A ce stade-là de la lecture, chacun peut se douter que Daniel Laforge, probablement très occupé, de nuit, à diriger troubles de bandits et nids de félons, n'est pas ici par hasard, certainement pas par goût, et qu'il a probablement mieux à faire. A vrai dire, Daniel est ici pour regarder danser une fille, Laurine, qui s'est démené trois semaines durant pour le convaincre d'aller la voir battre les planches de son pas d'oiseau joli. Le voila alors, le grand criminel, juste assez intelligent pour être encore accepté en bonne société, cherchant à travers les virevoltantes jolies filles coiffées toutes pareil, celle avec qui il a partagé une couche ces dernières semaines. Peine perdue, et tâche qui s'est muée bien vide en analyse de tout l'environnement, exception soigneusement faire de la scène. L'orchestre sautille en rythme, les danseuses, de leurs petits pas, chassent des moutons de poussière invisibles, et par delà leur ballet fatigué, les panneaux de bois peint étendent leurs ramures pétrifiées. Daniel a envie de se lever, quitter la loge et se mettre à errer dans les coins, fouiller les vestiaires des filles comme un adolescent, monter au dessus de la scène pour voir comment sont suspendus les décors...
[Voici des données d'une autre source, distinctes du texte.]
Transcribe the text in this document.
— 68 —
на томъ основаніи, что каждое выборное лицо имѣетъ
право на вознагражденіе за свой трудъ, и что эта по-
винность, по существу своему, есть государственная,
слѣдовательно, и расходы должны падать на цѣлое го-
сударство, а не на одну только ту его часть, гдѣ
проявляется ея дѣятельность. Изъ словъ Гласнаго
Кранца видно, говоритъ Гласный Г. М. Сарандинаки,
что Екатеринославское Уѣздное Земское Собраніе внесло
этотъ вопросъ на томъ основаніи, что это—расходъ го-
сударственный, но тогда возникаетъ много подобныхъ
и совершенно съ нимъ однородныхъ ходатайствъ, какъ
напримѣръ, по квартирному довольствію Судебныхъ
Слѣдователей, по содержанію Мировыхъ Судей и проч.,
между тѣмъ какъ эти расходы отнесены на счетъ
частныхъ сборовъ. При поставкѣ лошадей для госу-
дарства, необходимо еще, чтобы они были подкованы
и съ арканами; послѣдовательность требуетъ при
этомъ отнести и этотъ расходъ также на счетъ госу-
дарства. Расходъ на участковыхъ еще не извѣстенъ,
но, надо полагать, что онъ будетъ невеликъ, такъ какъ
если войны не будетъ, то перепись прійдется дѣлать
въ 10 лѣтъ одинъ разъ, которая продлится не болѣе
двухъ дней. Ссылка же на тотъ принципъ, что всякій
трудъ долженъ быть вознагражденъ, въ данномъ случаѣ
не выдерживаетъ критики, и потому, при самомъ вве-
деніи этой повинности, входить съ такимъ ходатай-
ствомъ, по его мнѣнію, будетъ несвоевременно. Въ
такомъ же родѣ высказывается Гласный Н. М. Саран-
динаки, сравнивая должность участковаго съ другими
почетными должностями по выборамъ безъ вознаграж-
Mais c'est alors que l'homme à sa droite, prétextant ci ou ça, se lève, choquant un peu Laforge qui avait prévu de faire la même chose. Et, sans se démonter, le bavard commentateur translate de siège pour s'approcher de Daniel, peut-être pour ne pas interrompre le flot de ses pensées en ayant l'air offusqué que le premier lu iai faussé compagnie.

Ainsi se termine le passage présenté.